Регистрационный номер №0530627

от 4 июля 2024

[Скрыть] Регистрационный номер 0530627 выдан для произведения: (*)
– Вот ты где! – Мальт облегчённо вздохнул. Он уже предполагал самое дурное – времена властвовали неспокойные, лихие, впрочем, всё это, конечно, временная мера, скоро, очень скоро, новый Король, да будут дни его долги, наведёт порядок.
            А пока…
            Любой слом старого идёт через кровь. Но одно дело, когда ты один из ближайших заговорщиков, и другое дело, когда ты молодой палач, последняя, кто уцелел из  Коллегии Палачей, и даром всё то, что Коллегии больше нет, и самой Секции Закона в прежнем облике тоже – даром! – народ помнит.
            А палачей всегда презирают. Мало ли, вдруг случилось непоправимое? Вдруг Арахна пошла на прогулку и кто-то, пользуясь тем, что она одна…
– А где мне ещё быть? – поинтересовалась Арахна. Она даже головой не повела, так и осталась стоять у следов пепелища.
            Коллегии Палачей больше нет. А это был её дом. И людей, которые стали ей семьёй, уже унесло в небытие.
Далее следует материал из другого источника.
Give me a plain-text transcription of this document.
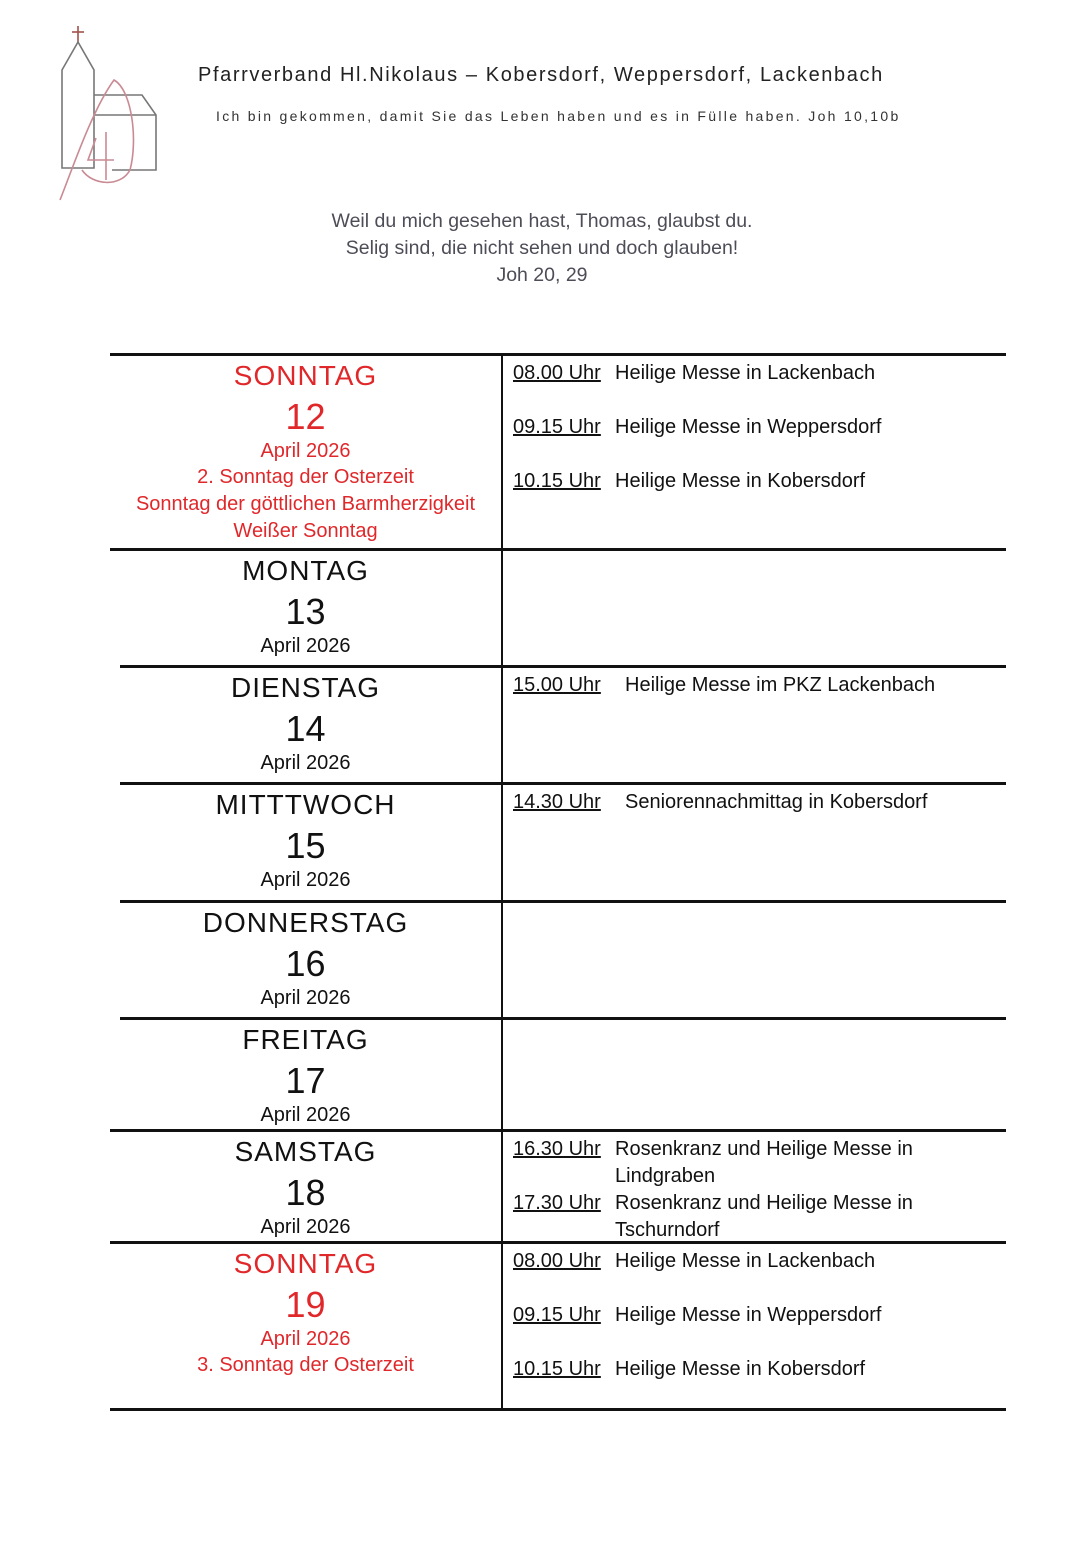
Pfarrverband Hl.Nikolaus – Kobersdorf, Weppersdorf, Lackenbach
Ich bin gekommen, damit Sie das Leben haben und es in Fülle haben. Joh 10,10b
Weil du mich gesehen hast, Thomas, glaubst du.
Selig sind, die nicht sehen und doch glauben!
Joh 20, 29
SONNTAG
12
April 2026
2. Sonntag der Osterzeit
Sonntag der göttlichen Barmherzigkeit
Weißer Sonntag
08.00 Uhr Heilige Messe in Lackenbach
09.15 Uhr Heilige Messe in Weppersdorf
10.15 Uhr Heilige Messe in Kobersdorf
MONTAG
13
April 2026
DIENSTAG
14
April 2026
15.00 Uhr	Heilige Messe im PKZ Lackenbach
MITTTWOCH
15
April 2026
14.30 Uhr	Seniorennachmittag in Kobersdorf
DONNERSTAG
16
April 2026
FREITAG
17
April 2026
SAMSTAG
18
April 2026
16.30 Uhr Rosenkranz und Heilige Messe in Lindgraben
17.30 Uhr Rosenkranz und Heilige Messe in Tschurndorf
SONNTAG
19
April 2026
3. Sonntag der Osterzeit
08.00 Uhr Heilige Messe in Lackenbach
09.15 Uhr Heilige Messe in Weppersdorf
10.15 Uhr Heilige Messe in Kobersdorf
И она была вынуждена способствовать этому.
– Опасно ходить тебе одной, – напомнил Мальт.
            Она не слушала. После кровавой ночи, первой ночи, где старое ушло, уступая наглости нового, она как будто бы оглохла и все чувства её притупились. Всё рухнуло, а в новом, зарождающемся мире, куда Мальт её практически втащил, всё было совсем иначе.
            И места не находилось.
            Арахна не ответила. Да и не ждал Мальт от неё ответа. Он вообще подозревал, что ценность собственной жизни для Арахны заметно снизилась. Мир, в котором она жила столько лет, оказался совсем нереален, когда не стало всех тех, кто этот мир ей выстраивал. Её родителей сгубил заговор, но на воспитание её подобрали, не допустив до убогой, самой несчастной Коллегии Сопровождения, подобрал Регар.
            Выбор специфический, учитывая, что он был Главой Коллегии Палачей на тот момент. Но его вела совесть, ведь именно Регар отправил на смерть родителей Арахны, сообщив, что Хатер и Эрмина готовят заговор против короля, да будут дни его долги. И были разбирательства, и Регару пришлось стать палачом для них, а ведь когда-то, в прошлой жизни, они были друзьями и жили рядом.
            Регар не смог оставить их дочь без защиты. Коллегия Палачей не место для ребёнка – видит то Луал и все Девять Рыцарей Его, но спросил бы кто Арахну – знала ли она беды или несчастья до последних месяцев, пока не закрутило уже её в новый виток заговора против короны, шедшего, между прочим, от брата Короля?
            Да будут дни его долги. Не старого Короля, а нового, победившего, названного шёпотом то тут, то там «братоубийцей», и прекрасно знающего, что ради великой цели не страшно и руки замарать.
– Мой брат слаб, а Маара на пороге войны – внешней и внутренней, – объяснял он.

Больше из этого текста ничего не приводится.